On Thursday, the team already has all the pieces, and during the standup, discuss how to integrate those pieces. Team also outlines how to best monitor models in production, so that model performance could be evaluated and also degradation could be detected before it causes any real damage. They agree that a simple dashboard for monitoring accuracy and error rates will suffice for now.

Day 5

Friday is a demo day. During standup, the team discusses the last issues remaining with the first iteration of the transaction fraud detection. Team members prepare for the meeting with the fraud analysts that will be using this solution.
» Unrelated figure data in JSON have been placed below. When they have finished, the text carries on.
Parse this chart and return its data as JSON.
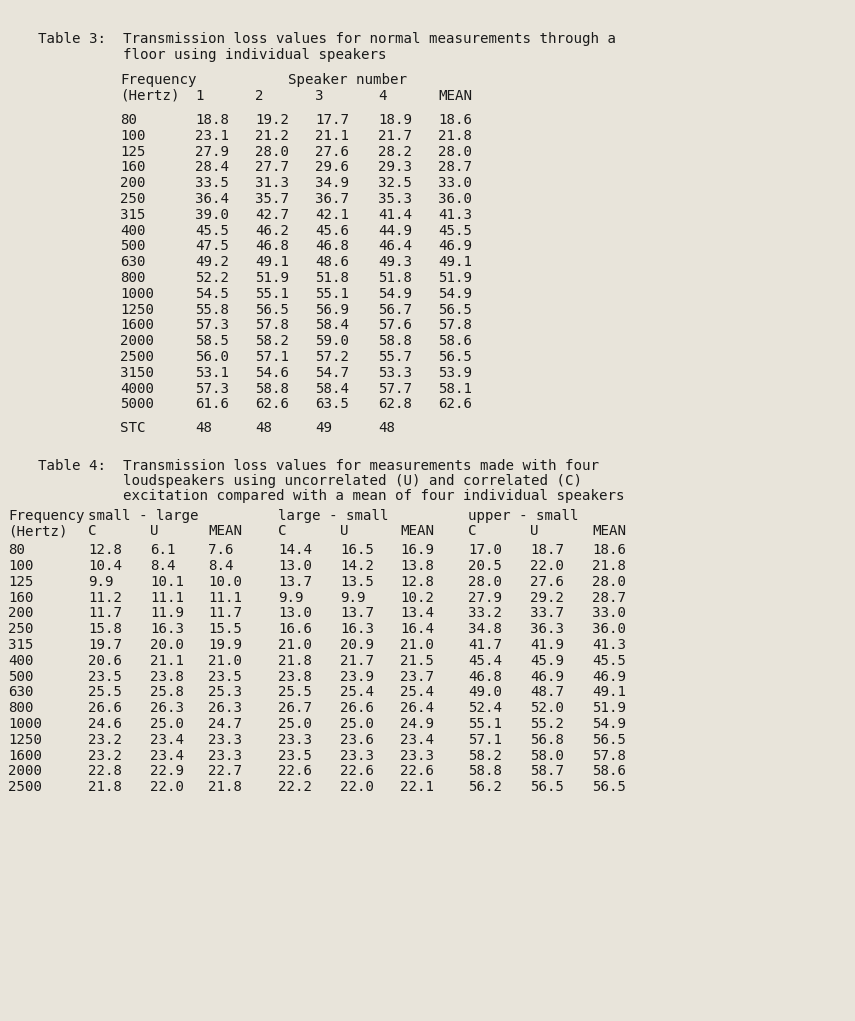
{
  "bg_color": "#e8e4da",
  "text_color": "#1a1a1a",
  "table3_title_line1": "Table 3:  Transmission loss values for normal measurements through a",
  "table3_title_line2": "          floor using individual speakers",
  "table3_data": [
    [
      "80",
      "18.8",
      "19.2",
      "17.7",
      "18.9",
      "18.6"
    ],
    [
      "100",
      "23.1",
      "21.2",
      "21.1",
      "21.7",
      "21.8"
    ],
    [
      "125",
      "27.9",
      "28.0",
      "27.6",
      "28.2",
      "28.0"
    ],
    [
      "160",
      "28.4",
      "27.7",
      "29.6",
      "29.3",
      "28.7"
    ],
    [
      "200",
      "33.5",
      "31.3",
      "34.9",
      "32.5",
      "33.0"
    ],
    [
      "250",
      "36.4",
      "35.7",
      "36.7",
      "35.3",
      "36.0"
    ],
    [
      "315",
      "39.0",
      "42.7",
      "42.1",
      "41.4",
      "41.3"
    ],
    [
      "400",
      "45.5",
      "46.2",
      "45.6",
      "44.9",
      "45.5"
    ],
    [
      "500",
      "47.5",
      "46.8",
      "46.8",
      "46.4",
      "46.9"
    ],
    [
      "630",
      "49.2",
      "49.1",
      "48.6",
      "49.3",
      "49.1"
    ],
    [
      "800",
      "52.2",
      "51.9",
      "51.8",
      "51.8",
      "51.9"
    ],
    [
      "1000",
      "54.5",
      "55.1",
      "55.1",
      "54.9",
      "54.9"
    ],
    [
      "1250",
      "55.8",
      "56.5",
      "56.9",
      "56.7",
      "56.5"
    ],
    [
      "1600",
      "57.3",
      "57.8",
      "58.4",
      "57.6",
      "57.8"
    ],
    [
      "2000",
      "58.5",
      "58.2",
      "59.0",
      "58.8",
      "58.6"
    ],
    [
      "2500",
      "56.0",
      "57.1",
      "57.2",
      "55.7",
      "56.5"
    ],
    [
      "3150",
      "53.1",
      "54.6",
      "54.7",
      "53.3",
      "53.9"
    ],
    [
      "4000",
      "57.3",
      "58.8",
      "58.4",
      "57.7",
      "58.1"
    ],
    [
      "5000",
      "61.6",
      "62.6",
      "63.5",
      "62.8",
      "62.6"
    ]
  ],
  "table3_stc": [
    "STC",
    "48",
    "48",
    "49",
    "48"
  ],
  "table4_title_line1": "Table 4:  Transmission loss values for measurements made with four",
  "table4_title_line2": "          loudspeakers using uncorrelated (U) and correlated (C)",
  "table4_title_line3": "          excitation compared with a mean of four individual speakers",
  "table4_data": [
    [
      "80",
      "12.8",
      "6.1",
      "7.6",
      "14.4",
      "16.5",
      "16.9",
      "17.0",
      "18.7",
      "18.6"
    ],
    [
      "100",
      "10.4",
      "8.4",
      "8.4",
      "13.0",
      "14.2",
      "13.8",
      "20.5",
      "22.0",
      "21.8"
    ],
    [
      "125",
      "9.9",
      "10.1",
      "10.0",
      "13.7",
      "13.5",
      "12.8",
      "28.0",
      "27.6",
      "28.0"
    ],
    [
      "160",
      "11.2",
      "11.1",
      "11.1",
      "9.9",
      "9.9",
      "10.2",
      "27.9",
      "29.2",
      "28.7"
    ],
    [
      "200",
      "11.7",
      "11.9",
      "11.7",
      "13.0",
      "13.7",
      "13.4",
      "33.2",
      "33.7",
      "33.0"
    ],
    [
      "250",
      "15.8",
      "16.3",
      "15.5",
      "16.6",
      "16.3",
      "16.4",
      "34.8",
      "36.3",
      "36.0"
    ],
    [
      "315",
      "19.7",
      "20.0",
      "19.9",
      "21.0",
      "20.9",
      "21.0",
      "41.7",
      "41.9",
      "41.3"
    ],
    [
      "400",
      "20.6",
      "21.1",
      "21.0",
      "21.8",
      "21.7",
      "21.5",
      "45.4",
      "45.9",
      "45.5"
    ],
    [
      "500",
      "23.5",
      "23.8",
      "23.5",
      "23.8",
      "23.9",
      "23.7",
      "46.8",
      "46.9",
      "46.9"
    ],
    [
      "630",
      "25.5",
      "25.8",
      "25.3",
      "25.5",
      "25.4",
      "25.4",
      "49.0",
      "48.7",
      "49.1"
    ],
    [
      "800",
      "26.6",
      "26.3",
      "26.3",
      "26.7",
      "26.6",
      "26.4",
      "52.4",
      "52.0",
      "51.9"
    ],
    [
      "1000",
      "24.6",
      "25.0",
      "24.7",
      "25.0",
      "25.0",
      "24.9",
      "55.1",
      "55.2",
      "54.9"
    ],
    [
      "1250",
      "23.2",
      "23.4",
      "23.3",
      "23.3",
      "23.6",
      "23.4",
      "57.1",
      "56.8",
      "56.5"
    ],
    [
      "1600",
      "23.2",
      "23.4",
      "23.3",
      "23.5",
      "23.3",
      "23.3",
      "58.2",
      "58.0",
      "57.8"
    ],
    [
      "2000",
      "22.8",
      "22.9",
      "22.7",
      "22.6",
      "22.6",
      "22.6",
      "58.8",
      "58.7",
      "58.6"
    ],
    [
      "2500",
      "21.8",
      "22.0",
      "21.8",
      "22.2",
      "22.0",
      "22.1",
      "56.2",
      "56.5",
      "56.5"
    ]
  ]
}
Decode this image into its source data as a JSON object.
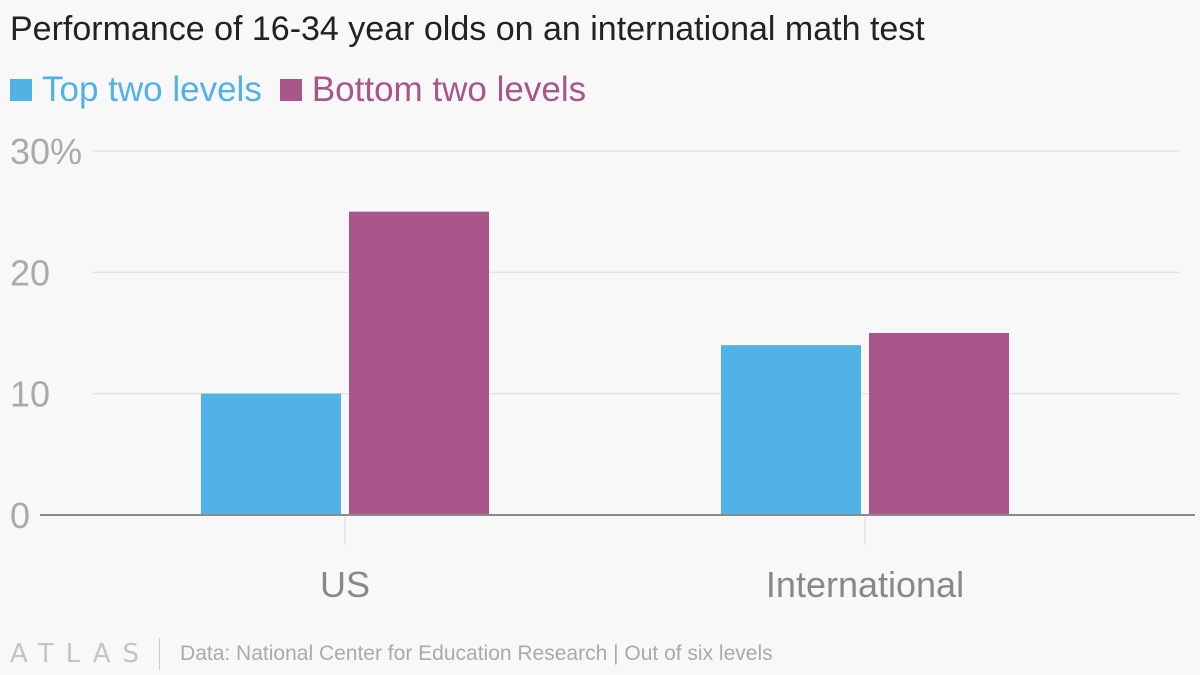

During the demo, the team shows what they have built for the fraud analysts. The team presents performance metrics and their implications for the fraud analysts. All feedback is converted to tasks for future sprints. Another vital part of the Sprint is a retrospective — meeting where the team discusses three things: 1. What went well in the Sprint; 2. What could be improved; 3. What will we commit to improving in the next Sprint;

Further down the road

During the next Sprint, the team is working on another most important item from the product backlog. It might be feedback from the fraud analysts, or it might be something else that the product owner thinks will improve the overall business the most. However, the team closely monitors the performance of the initial version of the solution. It will continue to do so because ML solutions are sensitive to changes in underlying assumptions that the model made about data distribution.

Discussion

Above is a relatively “clean” exposition of the scrum process for data science solutions. Real-world rarely is that way, but I wanted to convey a few points:

  1. Data Science cannot stand on its own. If we’re going to impact the real world we have to collaborate in a cross-functional team, it should be a part of a wider team;
  2. Iteration is critical in data science, and we should expose artifacts of those iterations to our stakeholders to receive feedback as fast as possible;
  3. Scrum is a framework that is designed for iterative progress. Therefore it is a perfect fit for data science work;

However, it is not a framework for any endeavor. If your job requires you to think deeply for days, then Scrum and agile would probably be very disruptive and counterproductive. Also, if your work requires you to handle a lot of different and small data science-related tasks, following Scrum would be inappropriate, and maybe Kanban should be considered. However, typical product data science work is not like that. Iteration is king, and getting feedback fast is key to providing the right solutions to business problems.

In summary

Data Science is a perfect fit for the Scrum with a single modification — we do not expect to ship finished models. Instead, we ship artifacts of our work and solicit feedback from our stakeholders so we can make progress faster. Project managers might not like data science for the unpredictability of the progress, but iteration is not at fault, it is the only way forward.